Bir dolmuşta sevmediğim bir müzik türünün iğrenç bir örneğine maruz bırakılmak benim tercihim değilken kafamın içinde tınısının yankılanması... Sevdiğim bir insan seviyor diye izlediğim filmin ilerleyişi hoşuma gitmediği halde sonuna kadar dayanmam, yapmacık karakterlerin belleğimde bir yer işgal edecek kadar içime girmesi... Bu kadar popülermiş, bakayım nasılmış diye başlayıp yarısına kadar gelemediğim bir kitap için harcadığım zaman... Adını koyuyorum, müsriflik. Zamanı zayi etmemek adına zamanı nasıl harcayacağını düşünerek zamanını zayi eden birine dönüşmek... İnsanoğlu döngü manyağı olmaya alışkın neyse ki...

Ne diyorduk? İmajlar. Popüler iletişim teranelerinin belki bir satır arasında, belki bir haberi veriş şeklinin bıraktığı hissiyatta ya da köşe yazısının alt metninden akıp nöronlarıma hücum eden her şey, yarın alacağım çayın paketinin renginin belirliyor. Peki öbürünü nasıl etkiliyor diye düşünüyorum. Mesela kurban bayramı dediklerinde, kesim alanındaki artıklar, kurumuş kan renginde bir görüntü ve kokuyla mı anımsıyor o sembolik ritüeli? Çağrışımına etken olabilecek ve aslında fikrinin belli olduğu bir kavramı dış cenahın penceresi nispetince mi görüyor? Benim aklıma İbrahim (a.s) gelirken, o sadece eli kanlı kasapları mı hatırlıyor?

Böyle gariplikler geçiyor içimden. Bağırıyorlar bir müddet. Sonra susuyorlar. Bayramda kan değmiş eski ve rengi uçmuş eteğimle, bağdaş kurduğum yerde, tahta bir sofranın üzerinde, elim uyuşuncaya dek et doğramış olduğumu gösteren fotoğrafı gören biriyle, bayramın son günündeki halimi gösteren fotoğrafı gören başka biri beni bir modele oturtmaya çalıştığında aslında hata mı etmiş oluyor? İkisinden biri mi hatalı yoksa ikisi de mi? İki resmi gören sadece benken... Herkes aynı açıdan göremiyor. Gördüğü yerdekine göre muamele ediyor. Birbiriniz için zamanımız yok. Zamanımız olsa bile karşı tarafın anlayacağı kadarız. Belki birinci yolu seçmiştir ki onunla iletişim namümkün. İkinci yoldakinin aklı sürekli karışıktı zaten. O zaman kime kızabiliriz ki.
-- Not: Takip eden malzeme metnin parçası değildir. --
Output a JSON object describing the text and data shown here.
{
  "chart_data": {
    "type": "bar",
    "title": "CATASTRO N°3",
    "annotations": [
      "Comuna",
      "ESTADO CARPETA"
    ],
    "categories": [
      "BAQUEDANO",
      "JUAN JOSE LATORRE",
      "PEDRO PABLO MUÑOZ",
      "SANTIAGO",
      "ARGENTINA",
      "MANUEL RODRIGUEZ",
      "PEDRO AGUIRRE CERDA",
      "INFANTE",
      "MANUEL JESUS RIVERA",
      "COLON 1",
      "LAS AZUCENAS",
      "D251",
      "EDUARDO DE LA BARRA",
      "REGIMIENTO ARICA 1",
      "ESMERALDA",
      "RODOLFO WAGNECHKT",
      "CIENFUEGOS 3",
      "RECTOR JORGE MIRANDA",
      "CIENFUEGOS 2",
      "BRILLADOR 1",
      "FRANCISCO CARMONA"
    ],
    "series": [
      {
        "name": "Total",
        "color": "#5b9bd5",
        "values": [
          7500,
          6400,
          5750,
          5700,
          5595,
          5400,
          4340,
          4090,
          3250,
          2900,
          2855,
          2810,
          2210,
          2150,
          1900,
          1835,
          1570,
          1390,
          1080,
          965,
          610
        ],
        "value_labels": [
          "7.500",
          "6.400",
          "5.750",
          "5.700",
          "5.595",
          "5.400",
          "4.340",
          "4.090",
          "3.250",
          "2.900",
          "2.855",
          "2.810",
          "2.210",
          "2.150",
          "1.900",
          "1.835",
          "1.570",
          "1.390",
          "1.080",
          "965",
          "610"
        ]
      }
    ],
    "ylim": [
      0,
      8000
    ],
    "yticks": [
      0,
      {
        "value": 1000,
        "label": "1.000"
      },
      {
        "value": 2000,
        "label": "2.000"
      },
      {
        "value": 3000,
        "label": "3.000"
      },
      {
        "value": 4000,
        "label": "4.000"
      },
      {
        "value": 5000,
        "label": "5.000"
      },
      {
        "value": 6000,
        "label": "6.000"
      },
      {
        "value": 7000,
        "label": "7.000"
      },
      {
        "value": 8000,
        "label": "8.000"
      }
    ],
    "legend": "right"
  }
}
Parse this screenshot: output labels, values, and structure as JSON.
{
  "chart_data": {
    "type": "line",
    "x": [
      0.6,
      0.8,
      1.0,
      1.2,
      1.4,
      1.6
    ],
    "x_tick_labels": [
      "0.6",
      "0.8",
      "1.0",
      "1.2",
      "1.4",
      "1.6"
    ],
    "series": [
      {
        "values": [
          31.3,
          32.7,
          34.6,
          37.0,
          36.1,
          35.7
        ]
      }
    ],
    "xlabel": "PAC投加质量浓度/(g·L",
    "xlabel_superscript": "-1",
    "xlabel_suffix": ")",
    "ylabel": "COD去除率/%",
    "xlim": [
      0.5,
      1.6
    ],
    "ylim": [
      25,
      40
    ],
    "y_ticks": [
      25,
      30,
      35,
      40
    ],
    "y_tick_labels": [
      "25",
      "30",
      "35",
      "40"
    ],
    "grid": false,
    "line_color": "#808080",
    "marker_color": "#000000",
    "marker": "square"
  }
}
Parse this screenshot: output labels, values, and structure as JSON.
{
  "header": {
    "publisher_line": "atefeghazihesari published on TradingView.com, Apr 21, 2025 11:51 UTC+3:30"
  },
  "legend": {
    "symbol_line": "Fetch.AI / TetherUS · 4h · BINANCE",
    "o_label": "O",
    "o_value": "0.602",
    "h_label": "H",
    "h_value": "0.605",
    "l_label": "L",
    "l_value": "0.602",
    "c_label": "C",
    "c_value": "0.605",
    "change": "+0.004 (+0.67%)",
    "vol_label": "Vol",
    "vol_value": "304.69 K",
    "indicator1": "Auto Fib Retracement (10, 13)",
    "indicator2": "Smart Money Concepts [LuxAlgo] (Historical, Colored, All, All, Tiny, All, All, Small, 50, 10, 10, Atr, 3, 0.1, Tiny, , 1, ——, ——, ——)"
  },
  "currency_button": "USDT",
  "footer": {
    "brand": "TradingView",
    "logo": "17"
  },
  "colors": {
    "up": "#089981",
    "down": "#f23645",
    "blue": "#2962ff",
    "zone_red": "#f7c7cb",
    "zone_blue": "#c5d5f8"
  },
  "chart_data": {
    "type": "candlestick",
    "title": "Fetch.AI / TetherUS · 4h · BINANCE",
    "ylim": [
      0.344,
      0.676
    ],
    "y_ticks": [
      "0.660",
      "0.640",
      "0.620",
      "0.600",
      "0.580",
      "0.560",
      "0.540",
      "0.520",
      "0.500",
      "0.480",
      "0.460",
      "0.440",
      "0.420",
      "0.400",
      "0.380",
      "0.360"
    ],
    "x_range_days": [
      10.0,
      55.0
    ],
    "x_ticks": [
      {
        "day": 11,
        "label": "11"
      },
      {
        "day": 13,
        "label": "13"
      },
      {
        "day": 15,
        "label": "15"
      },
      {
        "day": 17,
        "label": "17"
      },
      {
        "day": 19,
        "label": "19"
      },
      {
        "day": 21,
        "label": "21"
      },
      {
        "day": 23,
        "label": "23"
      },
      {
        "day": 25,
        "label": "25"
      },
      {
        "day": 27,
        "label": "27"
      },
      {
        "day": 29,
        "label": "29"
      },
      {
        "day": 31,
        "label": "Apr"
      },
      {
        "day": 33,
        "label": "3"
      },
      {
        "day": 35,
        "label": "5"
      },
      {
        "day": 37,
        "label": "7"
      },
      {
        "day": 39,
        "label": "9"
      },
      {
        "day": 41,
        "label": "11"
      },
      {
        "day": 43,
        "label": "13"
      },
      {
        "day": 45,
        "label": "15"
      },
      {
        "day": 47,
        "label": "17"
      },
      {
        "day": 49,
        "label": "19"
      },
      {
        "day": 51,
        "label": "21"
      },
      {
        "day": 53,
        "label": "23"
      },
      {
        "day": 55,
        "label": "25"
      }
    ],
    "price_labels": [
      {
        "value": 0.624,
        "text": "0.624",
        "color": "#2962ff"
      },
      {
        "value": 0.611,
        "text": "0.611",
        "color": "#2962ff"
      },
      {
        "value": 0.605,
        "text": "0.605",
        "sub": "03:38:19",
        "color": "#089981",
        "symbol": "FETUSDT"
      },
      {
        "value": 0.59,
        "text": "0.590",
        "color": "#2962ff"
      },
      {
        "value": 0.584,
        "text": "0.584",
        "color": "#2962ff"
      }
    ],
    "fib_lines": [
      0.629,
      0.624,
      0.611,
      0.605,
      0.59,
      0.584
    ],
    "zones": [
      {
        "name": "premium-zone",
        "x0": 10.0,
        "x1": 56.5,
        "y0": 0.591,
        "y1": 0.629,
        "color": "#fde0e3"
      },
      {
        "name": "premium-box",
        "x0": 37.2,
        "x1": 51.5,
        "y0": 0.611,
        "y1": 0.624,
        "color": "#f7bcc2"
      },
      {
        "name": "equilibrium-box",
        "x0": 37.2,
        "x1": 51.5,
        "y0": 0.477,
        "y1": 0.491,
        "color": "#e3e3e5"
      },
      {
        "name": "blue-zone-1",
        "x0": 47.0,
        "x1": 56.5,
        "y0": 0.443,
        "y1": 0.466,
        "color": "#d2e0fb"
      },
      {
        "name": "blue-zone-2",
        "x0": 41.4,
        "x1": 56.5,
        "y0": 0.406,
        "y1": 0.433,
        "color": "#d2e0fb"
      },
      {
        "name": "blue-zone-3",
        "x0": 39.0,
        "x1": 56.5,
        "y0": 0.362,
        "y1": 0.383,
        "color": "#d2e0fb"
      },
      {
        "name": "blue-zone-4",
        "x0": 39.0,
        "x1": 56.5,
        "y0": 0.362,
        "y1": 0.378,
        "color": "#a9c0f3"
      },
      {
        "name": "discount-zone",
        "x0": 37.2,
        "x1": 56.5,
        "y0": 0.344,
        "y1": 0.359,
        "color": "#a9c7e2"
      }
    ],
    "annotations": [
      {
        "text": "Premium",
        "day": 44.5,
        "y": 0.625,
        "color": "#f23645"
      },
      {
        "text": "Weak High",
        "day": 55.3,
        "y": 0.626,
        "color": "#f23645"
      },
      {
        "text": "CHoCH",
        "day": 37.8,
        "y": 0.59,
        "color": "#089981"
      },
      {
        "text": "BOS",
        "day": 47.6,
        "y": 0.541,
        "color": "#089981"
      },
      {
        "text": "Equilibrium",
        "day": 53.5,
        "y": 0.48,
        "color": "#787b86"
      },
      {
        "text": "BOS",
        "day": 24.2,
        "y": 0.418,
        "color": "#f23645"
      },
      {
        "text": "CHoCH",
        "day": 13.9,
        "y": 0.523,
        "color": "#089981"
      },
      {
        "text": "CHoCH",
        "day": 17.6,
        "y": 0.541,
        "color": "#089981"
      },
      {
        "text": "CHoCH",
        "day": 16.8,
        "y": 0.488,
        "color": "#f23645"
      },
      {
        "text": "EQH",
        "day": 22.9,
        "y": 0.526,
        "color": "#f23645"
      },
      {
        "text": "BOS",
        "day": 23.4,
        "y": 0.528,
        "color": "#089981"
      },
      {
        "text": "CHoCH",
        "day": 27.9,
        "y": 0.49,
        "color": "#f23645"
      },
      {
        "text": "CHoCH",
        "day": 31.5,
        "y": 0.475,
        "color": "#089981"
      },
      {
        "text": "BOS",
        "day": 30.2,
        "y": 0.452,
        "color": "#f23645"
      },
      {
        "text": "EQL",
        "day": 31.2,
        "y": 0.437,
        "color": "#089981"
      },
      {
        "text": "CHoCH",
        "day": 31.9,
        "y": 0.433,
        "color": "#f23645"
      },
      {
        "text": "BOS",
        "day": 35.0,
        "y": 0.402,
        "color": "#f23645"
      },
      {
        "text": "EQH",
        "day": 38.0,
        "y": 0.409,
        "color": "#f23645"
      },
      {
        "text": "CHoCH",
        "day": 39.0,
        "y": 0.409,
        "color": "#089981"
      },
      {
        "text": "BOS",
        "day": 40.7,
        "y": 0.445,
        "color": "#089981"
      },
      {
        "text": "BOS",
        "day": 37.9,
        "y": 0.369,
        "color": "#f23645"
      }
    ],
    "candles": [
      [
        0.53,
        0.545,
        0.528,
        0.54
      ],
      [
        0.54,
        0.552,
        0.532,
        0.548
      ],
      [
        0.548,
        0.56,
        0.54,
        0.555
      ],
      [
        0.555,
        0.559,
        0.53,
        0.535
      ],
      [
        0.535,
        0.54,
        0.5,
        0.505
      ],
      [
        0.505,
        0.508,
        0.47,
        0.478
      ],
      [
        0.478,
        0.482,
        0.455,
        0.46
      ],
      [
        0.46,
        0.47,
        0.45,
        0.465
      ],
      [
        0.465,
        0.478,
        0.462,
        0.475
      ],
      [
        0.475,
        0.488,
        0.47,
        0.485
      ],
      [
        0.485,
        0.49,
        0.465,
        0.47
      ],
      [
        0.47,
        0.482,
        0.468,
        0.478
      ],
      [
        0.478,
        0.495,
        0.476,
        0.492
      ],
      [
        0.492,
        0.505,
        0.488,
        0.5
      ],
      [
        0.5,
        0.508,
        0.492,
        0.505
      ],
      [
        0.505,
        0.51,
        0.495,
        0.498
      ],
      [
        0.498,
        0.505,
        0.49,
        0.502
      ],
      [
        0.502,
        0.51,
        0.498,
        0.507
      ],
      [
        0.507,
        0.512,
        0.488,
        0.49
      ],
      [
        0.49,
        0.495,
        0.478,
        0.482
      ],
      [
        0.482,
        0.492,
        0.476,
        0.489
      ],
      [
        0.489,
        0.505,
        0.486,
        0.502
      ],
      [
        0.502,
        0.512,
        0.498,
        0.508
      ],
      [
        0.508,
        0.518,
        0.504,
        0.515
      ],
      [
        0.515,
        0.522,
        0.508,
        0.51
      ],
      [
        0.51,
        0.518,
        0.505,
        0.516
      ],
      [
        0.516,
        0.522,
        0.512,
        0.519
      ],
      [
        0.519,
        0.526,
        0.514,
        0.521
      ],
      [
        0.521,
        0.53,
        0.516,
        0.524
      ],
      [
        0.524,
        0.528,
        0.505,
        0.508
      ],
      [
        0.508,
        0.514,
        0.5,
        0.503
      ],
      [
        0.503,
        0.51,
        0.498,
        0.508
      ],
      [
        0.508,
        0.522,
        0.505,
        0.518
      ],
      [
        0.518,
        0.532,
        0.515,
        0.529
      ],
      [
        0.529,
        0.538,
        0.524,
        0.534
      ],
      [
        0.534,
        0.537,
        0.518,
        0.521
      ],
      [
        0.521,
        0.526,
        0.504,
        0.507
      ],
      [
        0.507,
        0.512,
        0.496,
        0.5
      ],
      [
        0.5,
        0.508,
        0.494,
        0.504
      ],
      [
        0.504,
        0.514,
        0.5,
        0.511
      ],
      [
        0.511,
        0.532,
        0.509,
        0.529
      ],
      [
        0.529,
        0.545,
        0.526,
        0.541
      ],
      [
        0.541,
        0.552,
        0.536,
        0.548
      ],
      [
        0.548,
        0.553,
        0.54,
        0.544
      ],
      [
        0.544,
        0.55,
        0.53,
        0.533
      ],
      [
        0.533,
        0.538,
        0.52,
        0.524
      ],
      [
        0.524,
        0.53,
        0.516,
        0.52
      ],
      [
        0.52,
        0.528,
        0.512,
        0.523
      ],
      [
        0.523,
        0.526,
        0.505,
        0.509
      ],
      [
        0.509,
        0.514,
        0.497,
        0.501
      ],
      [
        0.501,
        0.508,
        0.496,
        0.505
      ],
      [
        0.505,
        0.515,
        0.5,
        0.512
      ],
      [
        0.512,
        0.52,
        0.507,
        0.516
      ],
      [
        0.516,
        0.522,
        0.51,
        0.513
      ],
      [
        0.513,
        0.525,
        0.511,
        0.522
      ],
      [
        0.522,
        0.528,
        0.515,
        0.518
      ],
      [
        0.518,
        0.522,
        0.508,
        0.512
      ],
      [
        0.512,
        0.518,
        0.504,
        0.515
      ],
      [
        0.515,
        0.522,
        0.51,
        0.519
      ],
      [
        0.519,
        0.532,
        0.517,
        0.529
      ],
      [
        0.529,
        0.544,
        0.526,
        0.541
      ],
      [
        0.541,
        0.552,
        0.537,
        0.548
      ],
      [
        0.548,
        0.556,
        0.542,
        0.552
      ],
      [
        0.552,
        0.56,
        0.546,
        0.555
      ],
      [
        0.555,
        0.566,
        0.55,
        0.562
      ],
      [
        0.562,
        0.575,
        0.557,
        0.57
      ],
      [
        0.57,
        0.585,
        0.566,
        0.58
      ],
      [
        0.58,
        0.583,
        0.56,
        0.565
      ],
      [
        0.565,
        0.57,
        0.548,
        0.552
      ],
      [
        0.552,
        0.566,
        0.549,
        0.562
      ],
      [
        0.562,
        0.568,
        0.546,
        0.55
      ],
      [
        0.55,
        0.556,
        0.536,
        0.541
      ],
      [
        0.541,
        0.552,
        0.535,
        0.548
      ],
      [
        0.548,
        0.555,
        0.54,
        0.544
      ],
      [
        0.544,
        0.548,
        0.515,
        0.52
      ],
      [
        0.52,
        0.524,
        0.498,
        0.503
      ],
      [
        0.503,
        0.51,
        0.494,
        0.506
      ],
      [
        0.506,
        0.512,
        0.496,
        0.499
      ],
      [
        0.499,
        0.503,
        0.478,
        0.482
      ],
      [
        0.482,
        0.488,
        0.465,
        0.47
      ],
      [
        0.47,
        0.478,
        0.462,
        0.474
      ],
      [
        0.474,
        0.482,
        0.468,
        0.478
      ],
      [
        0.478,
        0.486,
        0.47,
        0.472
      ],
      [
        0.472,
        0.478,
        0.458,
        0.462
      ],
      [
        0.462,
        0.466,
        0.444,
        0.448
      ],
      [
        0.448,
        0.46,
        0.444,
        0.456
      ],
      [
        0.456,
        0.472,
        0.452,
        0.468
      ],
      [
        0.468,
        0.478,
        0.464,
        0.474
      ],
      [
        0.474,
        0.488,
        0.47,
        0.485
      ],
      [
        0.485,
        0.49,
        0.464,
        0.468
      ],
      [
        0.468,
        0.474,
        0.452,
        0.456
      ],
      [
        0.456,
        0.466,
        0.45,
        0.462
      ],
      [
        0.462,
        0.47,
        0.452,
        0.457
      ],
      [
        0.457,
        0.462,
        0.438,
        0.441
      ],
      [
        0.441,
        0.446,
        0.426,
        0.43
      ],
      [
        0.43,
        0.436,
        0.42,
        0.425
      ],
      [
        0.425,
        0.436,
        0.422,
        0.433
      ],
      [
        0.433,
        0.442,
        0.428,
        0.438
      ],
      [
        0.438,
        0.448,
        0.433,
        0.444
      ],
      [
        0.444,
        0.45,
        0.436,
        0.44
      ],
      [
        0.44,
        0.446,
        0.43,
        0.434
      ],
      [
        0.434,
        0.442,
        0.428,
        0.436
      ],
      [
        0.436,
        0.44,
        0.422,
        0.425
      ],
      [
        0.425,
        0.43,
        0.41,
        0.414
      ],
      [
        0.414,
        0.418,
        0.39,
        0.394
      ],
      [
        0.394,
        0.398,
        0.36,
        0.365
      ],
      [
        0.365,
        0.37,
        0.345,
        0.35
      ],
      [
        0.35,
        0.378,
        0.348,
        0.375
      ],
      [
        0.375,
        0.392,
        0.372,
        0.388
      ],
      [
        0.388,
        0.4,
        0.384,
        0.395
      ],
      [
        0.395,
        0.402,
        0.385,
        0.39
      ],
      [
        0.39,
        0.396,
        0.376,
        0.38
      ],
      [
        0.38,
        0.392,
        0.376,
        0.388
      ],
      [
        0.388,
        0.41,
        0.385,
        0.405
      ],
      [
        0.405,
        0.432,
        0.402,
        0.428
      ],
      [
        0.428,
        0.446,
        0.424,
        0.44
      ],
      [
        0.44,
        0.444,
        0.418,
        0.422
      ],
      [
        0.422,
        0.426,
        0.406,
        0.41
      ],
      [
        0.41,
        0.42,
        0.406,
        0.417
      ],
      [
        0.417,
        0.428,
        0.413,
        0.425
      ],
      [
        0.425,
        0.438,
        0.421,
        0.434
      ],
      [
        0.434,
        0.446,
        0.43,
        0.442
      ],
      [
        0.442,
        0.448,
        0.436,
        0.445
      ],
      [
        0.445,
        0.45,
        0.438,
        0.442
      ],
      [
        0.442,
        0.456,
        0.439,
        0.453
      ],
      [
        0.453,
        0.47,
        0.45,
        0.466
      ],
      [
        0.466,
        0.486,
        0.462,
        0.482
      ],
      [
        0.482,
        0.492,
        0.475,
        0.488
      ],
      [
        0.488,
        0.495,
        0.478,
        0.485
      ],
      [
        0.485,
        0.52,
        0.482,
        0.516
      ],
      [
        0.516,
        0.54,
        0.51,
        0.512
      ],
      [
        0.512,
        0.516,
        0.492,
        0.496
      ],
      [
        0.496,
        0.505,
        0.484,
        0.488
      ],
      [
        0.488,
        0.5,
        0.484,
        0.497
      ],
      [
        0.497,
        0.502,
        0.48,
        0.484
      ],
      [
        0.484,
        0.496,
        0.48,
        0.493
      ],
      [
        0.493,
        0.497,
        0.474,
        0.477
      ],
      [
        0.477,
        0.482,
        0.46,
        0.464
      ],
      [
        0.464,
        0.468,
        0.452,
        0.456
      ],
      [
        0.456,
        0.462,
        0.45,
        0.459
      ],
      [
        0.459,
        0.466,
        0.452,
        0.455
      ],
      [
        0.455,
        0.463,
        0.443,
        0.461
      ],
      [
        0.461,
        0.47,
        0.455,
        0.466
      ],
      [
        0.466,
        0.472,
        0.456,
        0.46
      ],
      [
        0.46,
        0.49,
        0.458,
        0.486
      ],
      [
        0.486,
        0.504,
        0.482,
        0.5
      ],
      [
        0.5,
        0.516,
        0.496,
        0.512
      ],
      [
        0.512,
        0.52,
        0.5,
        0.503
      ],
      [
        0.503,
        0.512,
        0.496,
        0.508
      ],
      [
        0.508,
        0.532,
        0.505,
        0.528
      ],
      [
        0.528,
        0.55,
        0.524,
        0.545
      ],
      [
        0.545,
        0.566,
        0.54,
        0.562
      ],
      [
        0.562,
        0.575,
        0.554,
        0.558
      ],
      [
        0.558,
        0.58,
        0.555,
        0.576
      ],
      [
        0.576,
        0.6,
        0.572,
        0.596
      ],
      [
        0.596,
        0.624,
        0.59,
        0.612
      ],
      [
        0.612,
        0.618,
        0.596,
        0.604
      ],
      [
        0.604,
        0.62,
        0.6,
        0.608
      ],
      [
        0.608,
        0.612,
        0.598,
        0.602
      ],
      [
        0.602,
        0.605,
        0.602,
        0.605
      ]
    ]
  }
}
Bilmiyorlar, bilselerdi yapmazlardı. 

4 yorum :

Adsız dedi ki...

Canımm sen nerelerdesinnnn ????? Merakk ettim senii

Esra Rebele dedi ki...

Canım iyiyim ben. =) Bayram öncesi ve sonrası geçen yoğunluğun bünyemdeki tembelleştirici etkisinden hala kurtulamadım. Ama daha faal olurum bundan sonra. Öperim,selamlar.

STYLE M dedi ki...

en sevdigim sözdür...
bilmiyorlar,bilseler yapmazlardi sefkati anlatir bana hep muhtac oldugumuz bekledigimiz sefkati...

Esra Rebele dedi ki...

Ben de çok seviyorum. Bazen birilerine çok sinirlendiğimde aklıma geliyor. Kendimi frenlemeye çalışıyorum.